Efficient way to select records missing in another

2020-04-14 00:50发布

问题:

I have 3 tables. Below is the structure:

  • student (id int, name varchar(20))
  • course (course_id int, subject varchar(10))
  • student_course (st_id int, course_id int) -> contains name of students who enrolled for a course

Now, I want to write a query to find out students who did not enroll for any course. As I could figure out there are multiple ways to fetching this information. Could you please let me know which one of these is the most efficient and also, why. Also, if there could be any other better way of executing same, please let me know.

db2 => select distinct name from student inner join student_course on id not in (select st_id from student_course)

db2 => select name from student minus (select name from student inner join student_course on id=st_id)

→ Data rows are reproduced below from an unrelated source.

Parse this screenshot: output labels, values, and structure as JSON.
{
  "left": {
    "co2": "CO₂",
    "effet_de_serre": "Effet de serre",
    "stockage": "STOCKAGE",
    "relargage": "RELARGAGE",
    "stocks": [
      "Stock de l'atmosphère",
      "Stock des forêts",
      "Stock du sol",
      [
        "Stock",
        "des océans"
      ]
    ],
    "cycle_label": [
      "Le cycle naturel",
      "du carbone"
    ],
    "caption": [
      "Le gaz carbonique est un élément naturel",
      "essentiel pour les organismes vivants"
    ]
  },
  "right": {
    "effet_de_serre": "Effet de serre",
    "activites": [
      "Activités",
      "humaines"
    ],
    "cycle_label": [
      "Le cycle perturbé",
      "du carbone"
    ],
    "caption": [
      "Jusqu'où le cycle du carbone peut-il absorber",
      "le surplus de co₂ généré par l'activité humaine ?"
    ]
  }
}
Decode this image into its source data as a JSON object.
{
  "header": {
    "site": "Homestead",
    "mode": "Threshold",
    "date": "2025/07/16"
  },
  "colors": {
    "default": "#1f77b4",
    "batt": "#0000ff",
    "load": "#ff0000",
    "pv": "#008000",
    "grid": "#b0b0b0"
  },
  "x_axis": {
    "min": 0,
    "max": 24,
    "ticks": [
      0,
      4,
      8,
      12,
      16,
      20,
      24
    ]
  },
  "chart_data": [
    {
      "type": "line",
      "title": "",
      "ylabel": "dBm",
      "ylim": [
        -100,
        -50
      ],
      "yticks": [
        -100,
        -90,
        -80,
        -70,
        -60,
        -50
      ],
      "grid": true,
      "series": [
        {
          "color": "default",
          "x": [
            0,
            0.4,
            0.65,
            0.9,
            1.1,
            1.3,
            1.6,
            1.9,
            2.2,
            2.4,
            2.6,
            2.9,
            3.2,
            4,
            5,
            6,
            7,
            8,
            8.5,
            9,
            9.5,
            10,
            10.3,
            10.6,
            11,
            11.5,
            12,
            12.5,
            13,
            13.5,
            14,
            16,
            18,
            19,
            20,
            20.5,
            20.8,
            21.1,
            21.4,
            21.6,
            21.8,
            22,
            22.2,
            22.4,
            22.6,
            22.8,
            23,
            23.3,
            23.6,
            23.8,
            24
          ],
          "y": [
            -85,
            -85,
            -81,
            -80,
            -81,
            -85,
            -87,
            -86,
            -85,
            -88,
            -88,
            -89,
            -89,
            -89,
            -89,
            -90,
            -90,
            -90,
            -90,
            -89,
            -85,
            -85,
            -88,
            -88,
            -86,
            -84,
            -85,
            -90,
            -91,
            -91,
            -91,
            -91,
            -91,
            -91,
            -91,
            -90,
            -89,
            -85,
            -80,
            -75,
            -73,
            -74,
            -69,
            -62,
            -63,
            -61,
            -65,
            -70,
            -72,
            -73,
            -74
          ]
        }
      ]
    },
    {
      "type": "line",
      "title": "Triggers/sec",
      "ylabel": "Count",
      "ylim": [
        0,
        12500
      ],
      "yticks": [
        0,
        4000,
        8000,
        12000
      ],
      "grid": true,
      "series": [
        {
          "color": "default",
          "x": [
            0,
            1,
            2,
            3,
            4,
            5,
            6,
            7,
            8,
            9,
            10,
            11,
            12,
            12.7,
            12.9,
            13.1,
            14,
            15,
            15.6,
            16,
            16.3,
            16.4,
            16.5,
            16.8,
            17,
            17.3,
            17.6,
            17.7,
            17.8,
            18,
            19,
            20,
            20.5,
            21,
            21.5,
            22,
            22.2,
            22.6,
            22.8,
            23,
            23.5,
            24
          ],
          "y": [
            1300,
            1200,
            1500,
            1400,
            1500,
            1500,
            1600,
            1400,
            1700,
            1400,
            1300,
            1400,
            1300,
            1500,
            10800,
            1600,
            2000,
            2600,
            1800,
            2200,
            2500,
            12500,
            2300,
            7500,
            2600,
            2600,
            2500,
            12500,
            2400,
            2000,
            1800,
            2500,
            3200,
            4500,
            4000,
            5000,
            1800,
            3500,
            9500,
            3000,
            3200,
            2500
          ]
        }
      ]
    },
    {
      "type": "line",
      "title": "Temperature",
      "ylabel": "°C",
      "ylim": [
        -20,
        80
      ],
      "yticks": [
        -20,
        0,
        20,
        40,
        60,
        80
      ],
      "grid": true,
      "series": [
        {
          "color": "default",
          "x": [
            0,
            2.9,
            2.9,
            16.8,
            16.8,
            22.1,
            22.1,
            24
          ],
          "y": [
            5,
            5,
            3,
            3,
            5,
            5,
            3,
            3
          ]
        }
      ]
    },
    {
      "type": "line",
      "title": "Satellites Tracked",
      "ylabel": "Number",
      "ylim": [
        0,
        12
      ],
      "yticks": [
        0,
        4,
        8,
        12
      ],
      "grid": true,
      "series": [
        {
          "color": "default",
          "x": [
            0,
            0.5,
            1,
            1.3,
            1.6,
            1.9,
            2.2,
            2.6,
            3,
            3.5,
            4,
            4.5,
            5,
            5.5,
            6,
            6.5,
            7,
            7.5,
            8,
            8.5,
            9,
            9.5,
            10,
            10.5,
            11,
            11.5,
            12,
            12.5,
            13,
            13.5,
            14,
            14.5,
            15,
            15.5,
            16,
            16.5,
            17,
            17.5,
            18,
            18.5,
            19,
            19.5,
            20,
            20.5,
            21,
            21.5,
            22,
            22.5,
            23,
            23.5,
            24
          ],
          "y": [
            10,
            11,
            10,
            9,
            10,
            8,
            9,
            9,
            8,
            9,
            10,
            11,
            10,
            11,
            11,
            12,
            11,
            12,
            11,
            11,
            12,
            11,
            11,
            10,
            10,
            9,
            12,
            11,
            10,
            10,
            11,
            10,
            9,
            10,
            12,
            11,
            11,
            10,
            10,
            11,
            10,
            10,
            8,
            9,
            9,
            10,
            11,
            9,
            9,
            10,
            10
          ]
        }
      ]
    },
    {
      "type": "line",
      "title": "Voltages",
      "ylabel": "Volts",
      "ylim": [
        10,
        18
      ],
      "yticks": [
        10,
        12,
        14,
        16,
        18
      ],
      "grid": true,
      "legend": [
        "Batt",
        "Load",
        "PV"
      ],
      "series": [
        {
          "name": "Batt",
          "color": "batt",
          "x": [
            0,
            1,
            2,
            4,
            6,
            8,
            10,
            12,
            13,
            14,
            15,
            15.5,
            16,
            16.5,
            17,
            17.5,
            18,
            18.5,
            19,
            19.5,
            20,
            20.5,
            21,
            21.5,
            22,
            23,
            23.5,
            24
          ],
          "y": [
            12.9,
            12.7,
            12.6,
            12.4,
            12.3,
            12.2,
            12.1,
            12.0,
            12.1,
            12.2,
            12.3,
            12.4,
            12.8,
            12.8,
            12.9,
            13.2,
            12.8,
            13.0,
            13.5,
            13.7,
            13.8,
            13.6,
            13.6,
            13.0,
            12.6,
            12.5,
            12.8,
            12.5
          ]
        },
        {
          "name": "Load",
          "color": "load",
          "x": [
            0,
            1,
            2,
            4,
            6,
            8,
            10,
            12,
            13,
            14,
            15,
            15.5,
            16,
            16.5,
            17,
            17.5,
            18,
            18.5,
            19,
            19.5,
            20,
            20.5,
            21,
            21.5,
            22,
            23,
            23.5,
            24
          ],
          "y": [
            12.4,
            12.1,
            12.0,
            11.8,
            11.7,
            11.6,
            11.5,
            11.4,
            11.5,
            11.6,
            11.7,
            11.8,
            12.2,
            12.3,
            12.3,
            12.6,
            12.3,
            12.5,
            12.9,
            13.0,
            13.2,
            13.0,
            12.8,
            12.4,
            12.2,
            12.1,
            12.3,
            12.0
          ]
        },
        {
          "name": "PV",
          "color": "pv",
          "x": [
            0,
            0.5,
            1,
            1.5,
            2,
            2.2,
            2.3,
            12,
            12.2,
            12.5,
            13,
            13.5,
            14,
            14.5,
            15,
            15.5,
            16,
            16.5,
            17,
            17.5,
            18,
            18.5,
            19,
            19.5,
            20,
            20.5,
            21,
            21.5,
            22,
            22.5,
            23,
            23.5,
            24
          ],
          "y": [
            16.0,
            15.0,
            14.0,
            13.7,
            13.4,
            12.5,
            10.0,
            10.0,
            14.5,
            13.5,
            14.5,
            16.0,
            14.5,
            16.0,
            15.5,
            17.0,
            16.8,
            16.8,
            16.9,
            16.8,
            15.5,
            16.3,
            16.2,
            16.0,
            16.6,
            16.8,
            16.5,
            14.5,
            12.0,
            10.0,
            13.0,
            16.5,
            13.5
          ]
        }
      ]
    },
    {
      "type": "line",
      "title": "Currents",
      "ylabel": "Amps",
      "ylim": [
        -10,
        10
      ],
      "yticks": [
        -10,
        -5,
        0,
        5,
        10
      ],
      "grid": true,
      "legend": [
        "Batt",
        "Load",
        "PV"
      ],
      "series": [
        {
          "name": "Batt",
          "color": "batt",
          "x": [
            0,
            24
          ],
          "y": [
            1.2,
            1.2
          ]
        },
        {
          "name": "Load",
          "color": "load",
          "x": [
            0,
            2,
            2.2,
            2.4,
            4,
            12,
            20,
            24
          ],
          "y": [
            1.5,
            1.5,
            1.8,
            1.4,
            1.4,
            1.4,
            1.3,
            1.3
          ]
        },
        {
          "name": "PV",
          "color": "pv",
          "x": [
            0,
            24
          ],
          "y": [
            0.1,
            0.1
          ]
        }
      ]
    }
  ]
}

db2 => select name from student where id not in (select st_id from student_course)

Thanks in advance!!

回答1:

The subqueries you use, whether it is not in, minus or whatever, are generally inefficient. Common way to do this is left join:

select name 
from student 
left join student_course on id = st_id
where st_id is NULL

Using join is "normal" and preffered solution.



回答2:

The canonical (maybe even synoptic) idiom is (IMHO) to use NOT EXISTS :

SELECT *
FROM student st
WHERE NOT EXISTS (
  SELECT *
  FROM student_course
  WHERE st.id = nx.st_id
  );

Advantages:

  • NOT EXISTS(...) is very old, and most optimisers will know how to handle it
  • , thus it will probably be present on all platforms
  • the nx. correlation name is not leaked into the outer query: the select * in the outer query will only yield fields from the student table, and not the (null) rows from the student_course table, like in the LEFT JOIN ... WHERE ... IS NULL case. This is especially useful in queries with a large number of range table entries.
  • (NOT) IN is error prone (NULLs), and it might perform bad on some implementations (duplicates and NULLs have to be removed from the result of the uncorrelated subquery)


回答3:

Using "not in" is generally slow. That makes your second query the most efficient. You probably don't need the brackets though.



回答4:

Just as a comment: I would suggest to select student Id (which are unique) and not names.

As another query option you might want to join the two tables, group by student_id, count(course_id) having count(course_id) = 0.

Also, I agree that indexes will be more important.